Have you ever wondered if silence can be heard? While the idea may seem merely impossible, researchers have started exploring auditory illusions and their influence on our perception of time. The astonishing findings hinted that silence might not be mere absence but an audible experience.
The Illusion of Silence
Researchers from Johns Hopkins University aim to uncover whether our brains perceive silence similarly to the other sounds we hear every day. They adapted auditory illusions, usually associated with sound, to create new versions where moments of quietness replaced the original audible signals. Surprisingly, the illusions showed the same effect as their sound counterparts, raising questions about the nature of perception in the absence of sound.
Hearing Absence
Lead author Rui Zhe Goh, a graduate psychology and philosophy student, elaborates on the surprising hints of their research, “We typically think of our sense of hearing as being concerned with sounds. But silence, whatever it is, is not a sound – it’s the absence of sound.
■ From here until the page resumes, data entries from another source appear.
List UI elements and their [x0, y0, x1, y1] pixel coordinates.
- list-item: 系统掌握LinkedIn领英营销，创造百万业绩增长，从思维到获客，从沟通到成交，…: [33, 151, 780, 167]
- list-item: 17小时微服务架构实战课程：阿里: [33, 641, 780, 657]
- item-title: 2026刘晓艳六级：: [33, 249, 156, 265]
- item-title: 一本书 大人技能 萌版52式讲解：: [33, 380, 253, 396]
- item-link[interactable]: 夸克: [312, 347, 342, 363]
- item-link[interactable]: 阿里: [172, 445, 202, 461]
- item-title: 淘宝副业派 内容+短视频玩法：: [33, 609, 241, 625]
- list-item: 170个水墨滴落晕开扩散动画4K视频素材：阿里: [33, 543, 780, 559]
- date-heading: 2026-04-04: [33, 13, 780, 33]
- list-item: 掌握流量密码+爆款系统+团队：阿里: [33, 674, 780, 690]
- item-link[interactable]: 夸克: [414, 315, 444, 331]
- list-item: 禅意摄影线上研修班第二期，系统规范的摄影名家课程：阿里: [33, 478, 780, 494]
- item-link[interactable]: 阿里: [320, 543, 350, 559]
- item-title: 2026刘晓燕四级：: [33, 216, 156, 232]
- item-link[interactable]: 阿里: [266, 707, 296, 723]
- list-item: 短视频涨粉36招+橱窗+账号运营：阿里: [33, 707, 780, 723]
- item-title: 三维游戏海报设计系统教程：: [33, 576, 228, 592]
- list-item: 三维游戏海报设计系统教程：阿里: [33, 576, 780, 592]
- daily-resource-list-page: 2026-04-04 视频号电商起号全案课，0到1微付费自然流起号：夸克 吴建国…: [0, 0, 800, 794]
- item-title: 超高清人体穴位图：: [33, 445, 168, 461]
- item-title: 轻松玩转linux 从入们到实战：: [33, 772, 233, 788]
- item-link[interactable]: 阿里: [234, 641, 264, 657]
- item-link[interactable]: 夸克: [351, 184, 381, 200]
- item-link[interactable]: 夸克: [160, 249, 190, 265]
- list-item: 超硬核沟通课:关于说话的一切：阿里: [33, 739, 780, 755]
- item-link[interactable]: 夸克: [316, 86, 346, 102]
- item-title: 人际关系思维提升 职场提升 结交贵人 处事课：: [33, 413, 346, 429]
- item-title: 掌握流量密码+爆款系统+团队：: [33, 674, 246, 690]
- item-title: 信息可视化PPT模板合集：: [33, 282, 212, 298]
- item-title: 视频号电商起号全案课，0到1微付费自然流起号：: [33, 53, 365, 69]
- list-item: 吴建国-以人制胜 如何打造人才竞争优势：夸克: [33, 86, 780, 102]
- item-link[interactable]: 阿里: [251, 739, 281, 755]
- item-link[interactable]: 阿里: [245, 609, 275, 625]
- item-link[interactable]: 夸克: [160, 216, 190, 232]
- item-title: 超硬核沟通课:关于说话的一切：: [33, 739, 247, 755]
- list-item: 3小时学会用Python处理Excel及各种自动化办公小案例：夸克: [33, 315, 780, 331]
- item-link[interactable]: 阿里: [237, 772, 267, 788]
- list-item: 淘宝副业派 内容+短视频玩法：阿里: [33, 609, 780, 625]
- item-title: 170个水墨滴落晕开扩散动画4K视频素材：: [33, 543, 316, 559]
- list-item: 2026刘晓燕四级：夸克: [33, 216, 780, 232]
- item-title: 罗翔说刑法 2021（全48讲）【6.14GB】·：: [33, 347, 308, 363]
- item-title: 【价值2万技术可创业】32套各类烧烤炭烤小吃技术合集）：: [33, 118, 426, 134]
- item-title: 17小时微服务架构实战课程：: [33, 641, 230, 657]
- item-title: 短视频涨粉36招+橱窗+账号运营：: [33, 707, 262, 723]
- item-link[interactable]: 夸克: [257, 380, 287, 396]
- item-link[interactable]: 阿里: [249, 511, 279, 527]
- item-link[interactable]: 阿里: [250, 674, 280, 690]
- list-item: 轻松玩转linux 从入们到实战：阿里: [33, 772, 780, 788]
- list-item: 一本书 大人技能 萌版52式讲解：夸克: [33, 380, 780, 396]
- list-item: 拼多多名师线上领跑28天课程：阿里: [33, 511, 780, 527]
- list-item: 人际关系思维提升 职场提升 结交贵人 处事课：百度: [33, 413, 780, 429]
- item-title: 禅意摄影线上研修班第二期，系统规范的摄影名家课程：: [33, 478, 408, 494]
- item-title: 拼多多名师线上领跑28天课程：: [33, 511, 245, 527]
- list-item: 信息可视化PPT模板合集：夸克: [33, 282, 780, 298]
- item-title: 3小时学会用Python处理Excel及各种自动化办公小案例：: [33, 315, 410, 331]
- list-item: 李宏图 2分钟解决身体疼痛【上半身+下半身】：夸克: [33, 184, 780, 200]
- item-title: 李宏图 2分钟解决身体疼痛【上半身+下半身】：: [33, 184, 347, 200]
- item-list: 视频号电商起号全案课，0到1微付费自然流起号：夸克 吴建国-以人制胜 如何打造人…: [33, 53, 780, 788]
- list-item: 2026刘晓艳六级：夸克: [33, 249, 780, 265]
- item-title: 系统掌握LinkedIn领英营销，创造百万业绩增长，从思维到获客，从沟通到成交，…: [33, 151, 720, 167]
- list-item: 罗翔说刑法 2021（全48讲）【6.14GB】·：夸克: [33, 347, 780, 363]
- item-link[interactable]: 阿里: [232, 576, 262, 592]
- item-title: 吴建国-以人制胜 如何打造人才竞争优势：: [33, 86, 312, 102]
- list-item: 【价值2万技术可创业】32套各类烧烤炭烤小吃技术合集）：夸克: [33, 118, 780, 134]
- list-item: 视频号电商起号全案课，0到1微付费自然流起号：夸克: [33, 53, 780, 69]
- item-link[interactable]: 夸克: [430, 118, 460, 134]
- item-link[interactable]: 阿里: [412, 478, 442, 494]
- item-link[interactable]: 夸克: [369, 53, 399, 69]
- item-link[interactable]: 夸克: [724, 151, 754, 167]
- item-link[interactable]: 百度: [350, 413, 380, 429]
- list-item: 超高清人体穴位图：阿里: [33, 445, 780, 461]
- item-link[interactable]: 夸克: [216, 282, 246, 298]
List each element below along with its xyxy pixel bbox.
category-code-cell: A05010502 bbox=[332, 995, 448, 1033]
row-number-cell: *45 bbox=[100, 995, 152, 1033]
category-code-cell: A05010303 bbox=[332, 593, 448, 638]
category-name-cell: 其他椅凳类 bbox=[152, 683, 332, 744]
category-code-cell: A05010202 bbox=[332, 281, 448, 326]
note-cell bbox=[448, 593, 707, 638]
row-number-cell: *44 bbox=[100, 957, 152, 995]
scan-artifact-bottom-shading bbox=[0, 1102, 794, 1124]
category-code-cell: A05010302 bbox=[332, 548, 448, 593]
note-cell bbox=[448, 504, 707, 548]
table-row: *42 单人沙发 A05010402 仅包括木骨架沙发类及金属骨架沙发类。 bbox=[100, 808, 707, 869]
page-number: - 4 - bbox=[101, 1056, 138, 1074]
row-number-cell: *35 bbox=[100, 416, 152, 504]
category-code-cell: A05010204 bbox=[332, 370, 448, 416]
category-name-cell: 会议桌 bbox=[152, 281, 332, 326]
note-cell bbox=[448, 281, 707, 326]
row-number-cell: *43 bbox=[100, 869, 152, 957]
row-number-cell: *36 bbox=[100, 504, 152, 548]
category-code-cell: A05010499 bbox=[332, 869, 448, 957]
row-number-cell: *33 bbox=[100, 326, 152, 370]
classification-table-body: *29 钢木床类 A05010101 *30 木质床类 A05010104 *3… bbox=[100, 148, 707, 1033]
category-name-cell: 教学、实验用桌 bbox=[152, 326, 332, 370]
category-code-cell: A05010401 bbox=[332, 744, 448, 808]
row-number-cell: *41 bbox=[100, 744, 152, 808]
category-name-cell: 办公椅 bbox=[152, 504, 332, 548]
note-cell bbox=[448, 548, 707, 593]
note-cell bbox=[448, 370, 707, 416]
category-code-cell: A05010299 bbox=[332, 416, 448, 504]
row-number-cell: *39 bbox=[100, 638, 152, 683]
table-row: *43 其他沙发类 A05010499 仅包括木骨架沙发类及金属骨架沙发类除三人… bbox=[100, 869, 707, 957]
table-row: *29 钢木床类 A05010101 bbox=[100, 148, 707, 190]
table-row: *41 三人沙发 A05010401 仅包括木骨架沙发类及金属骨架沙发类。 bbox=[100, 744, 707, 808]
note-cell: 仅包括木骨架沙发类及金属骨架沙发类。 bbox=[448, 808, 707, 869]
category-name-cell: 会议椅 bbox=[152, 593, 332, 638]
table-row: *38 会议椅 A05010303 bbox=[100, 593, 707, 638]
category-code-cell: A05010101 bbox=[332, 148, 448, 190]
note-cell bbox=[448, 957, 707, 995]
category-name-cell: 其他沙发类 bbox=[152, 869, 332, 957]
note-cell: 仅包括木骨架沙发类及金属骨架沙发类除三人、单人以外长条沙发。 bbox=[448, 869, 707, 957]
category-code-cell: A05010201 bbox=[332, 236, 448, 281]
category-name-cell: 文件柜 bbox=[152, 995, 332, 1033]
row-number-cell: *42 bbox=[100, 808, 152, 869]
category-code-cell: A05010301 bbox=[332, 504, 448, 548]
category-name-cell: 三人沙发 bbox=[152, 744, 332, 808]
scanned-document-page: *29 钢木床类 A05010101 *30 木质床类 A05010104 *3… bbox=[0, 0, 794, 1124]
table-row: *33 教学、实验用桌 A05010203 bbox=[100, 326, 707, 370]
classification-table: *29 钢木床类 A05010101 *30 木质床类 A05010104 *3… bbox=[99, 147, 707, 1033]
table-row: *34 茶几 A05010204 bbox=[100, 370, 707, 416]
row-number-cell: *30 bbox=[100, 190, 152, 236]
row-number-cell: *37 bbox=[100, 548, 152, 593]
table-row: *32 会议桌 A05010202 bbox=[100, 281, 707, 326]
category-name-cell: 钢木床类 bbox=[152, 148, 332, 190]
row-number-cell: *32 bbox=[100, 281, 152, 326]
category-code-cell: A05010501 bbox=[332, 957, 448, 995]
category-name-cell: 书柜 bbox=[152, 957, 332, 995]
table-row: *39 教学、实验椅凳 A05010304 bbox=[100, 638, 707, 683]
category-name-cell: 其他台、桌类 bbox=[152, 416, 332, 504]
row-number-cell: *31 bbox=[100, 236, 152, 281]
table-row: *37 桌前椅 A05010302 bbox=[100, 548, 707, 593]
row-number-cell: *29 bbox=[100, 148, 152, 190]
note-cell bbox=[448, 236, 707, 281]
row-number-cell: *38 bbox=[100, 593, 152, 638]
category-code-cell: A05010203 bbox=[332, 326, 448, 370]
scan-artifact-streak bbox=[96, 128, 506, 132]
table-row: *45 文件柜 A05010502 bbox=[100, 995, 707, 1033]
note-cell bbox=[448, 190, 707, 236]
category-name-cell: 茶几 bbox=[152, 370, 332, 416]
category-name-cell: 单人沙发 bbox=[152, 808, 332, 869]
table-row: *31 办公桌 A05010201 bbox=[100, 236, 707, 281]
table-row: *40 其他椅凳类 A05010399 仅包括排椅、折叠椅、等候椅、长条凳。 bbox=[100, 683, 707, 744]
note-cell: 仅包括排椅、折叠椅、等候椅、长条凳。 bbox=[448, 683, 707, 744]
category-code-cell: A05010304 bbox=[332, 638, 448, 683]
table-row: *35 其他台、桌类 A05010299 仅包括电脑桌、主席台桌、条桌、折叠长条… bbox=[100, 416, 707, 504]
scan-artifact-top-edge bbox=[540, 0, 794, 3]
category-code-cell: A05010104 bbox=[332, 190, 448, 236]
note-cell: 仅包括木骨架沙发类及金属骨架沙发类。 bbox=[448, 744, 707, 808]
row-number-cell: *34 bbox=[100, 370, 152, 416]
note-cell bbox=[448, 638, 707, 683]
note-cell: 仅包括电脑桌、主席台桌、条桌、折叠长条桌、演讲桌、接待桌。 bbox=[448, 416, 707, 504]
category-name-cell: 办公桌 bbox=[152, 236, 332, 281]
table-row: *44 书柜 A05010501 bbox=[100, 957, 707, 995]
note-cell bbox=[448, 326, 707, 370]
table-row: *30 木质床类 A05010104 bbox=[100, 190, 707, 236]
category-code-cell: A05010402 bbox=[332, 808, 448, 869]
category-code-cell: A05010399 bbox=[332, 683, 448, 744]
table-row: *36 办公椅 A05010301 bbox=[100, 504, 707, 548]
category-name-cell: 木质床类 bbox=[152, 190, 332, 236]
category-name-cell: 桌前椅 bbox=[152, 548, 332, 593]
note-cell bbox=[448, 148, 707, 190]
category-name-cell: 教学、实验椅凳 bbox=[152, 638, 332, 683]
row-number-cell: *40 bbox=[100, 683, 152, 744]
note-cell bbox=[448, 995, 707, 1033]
Surprisingly, our work suggests that nothing is also something you can hear.” The team aims to investigate whether our brains process silence similarly to sounds or there is another way we process it.
Echoes of Silence
To test their hypothesis, participants engaged in soundscapes of specific locations and then experienced moments of silence in which all sounds ceased. Interestingly, the illusions produced the same effects as those generated by sounds. Chaz Firestone, assistant professor of psychological and brain sciences at John Hopkins, commented on the significance of their discovery, “Our approach was to ask whether our brains treat silences the way they treat sounds. If you can get the same illusions with silences as you do with sounds, then that may be evidence that we hear silence after all.”
Paving the Path for New Insights
The researchers’ groundbreaking work sheds light on the perception of silence and opens doors for future exploration. Knowing that it can evoke illusions and effects similar to sounds, the study provides a fresh approach to understanding the perception of absence. Ian Phillips, co-author of the study, emphasized that, “There’s at least one thing that we hear that isn’t a sound, and that’s the silence that happens when sounds go away. The kinds of illusions and effects that look like they are unique to the auditory processing of a sound, we also get them with silences, suggesting we do hear absences of sound too.”